Last night at the San Francisco Conservatory of Music, composer David Conte presented his Faculty Artist Series program surveying his recent works and concluding with a sonata that dates back to 1981. The concert took place in the Barbro Osher Recital Hall and was very effectively live-streamed. Conte compiled a diversity of genres, the most interesting (at least for me) being a four-movement partita for marimba and piano, completed last year.
Pianist Kevin Korth performing with Jonas Koh on marimba (screen shot from last night’s streamed performance)
Two students shared the marimba performance with Brandon Topolski playing the first two movements (“Prelude” and “Canon”) and Jonas Koh playing the conclusion (“Chorale Prelude” and “Gigue”). I have to confess that I was a bit skeptical about bringing a piano into the mix. However, I have heard Kevin Korth on many occasions performing with a wide variety of instrumentalists and vocalists; and he had clearly found just the right dynamic range to fit in with the marimba. Fortunately, the video stream provided an excellent view of the marimba players, allowing one to appreciate the extent of which performance is a matter of not only musicianship but also “whole body management” of the sort one is more likely to encounter in ballet and modern dance.
Korth also served as pianist for the premiere performance of Two Winter Scenes, settings of texts by Walter de la Mare and Adam Christensen sung by soprano Hailey Gutowski. The instrumentation also included a cello performed by Emil Miland. The other vocal offering was the opening selection, “Charm Me Asleep,” performed by the San Francisco Choral Artists led by their Music Director Magen Solomon but originally composed for the fifteenth anniversary of Chanticleer.

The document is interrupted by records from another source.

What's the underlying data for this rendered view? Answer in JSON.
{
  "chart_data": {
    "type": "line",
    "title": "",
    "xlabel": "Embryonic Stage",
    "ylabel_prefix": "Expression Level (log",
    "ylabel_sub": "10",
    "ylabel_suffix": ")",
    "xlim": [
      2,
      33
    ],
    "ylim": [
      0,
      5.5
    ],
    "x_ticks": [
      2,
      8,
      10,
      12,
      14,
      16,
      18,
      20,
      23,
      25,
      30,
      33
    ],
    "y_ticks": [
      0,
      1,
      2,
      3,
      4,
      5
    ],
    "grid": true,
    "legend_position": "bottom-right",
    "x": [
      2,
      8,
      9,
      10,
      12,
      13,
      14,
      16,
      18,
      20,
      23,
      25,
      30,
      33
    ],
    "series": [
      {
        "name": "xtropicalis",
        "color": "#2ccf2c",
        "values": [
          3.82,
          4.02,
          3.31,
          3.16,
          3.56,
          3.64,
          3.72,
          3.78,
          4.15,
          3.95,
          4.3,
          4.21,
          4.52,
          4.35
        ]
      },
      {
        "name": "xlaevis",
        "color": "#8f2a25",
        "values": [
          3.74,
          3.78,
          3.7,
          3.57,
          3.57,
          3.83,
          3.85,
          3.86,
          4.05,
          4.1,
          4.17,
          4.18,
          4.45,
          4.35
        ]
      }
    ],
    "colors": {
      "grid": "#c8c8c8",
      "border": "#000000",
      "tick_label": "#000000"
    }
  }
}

The “Elegy” movement from Conte’s second piano trio was performed by students: Ericsson Hatfield on violin, Kyle Stachnik on cello, and Oliver Moore on piano. The other pianist for the evening was Dale Tsang, who accompanied Jerome Simas in a performance of the second (Lento molto) movement of a clarinet sonata completed in 2019. At the conclusion of the program Korth and Tsang joined forces for the first two movements of the 1981 sonata for two pianos.
The result was a program that was relatively brief but engagingly imaginative for the breadth of resources required for the selections being performed.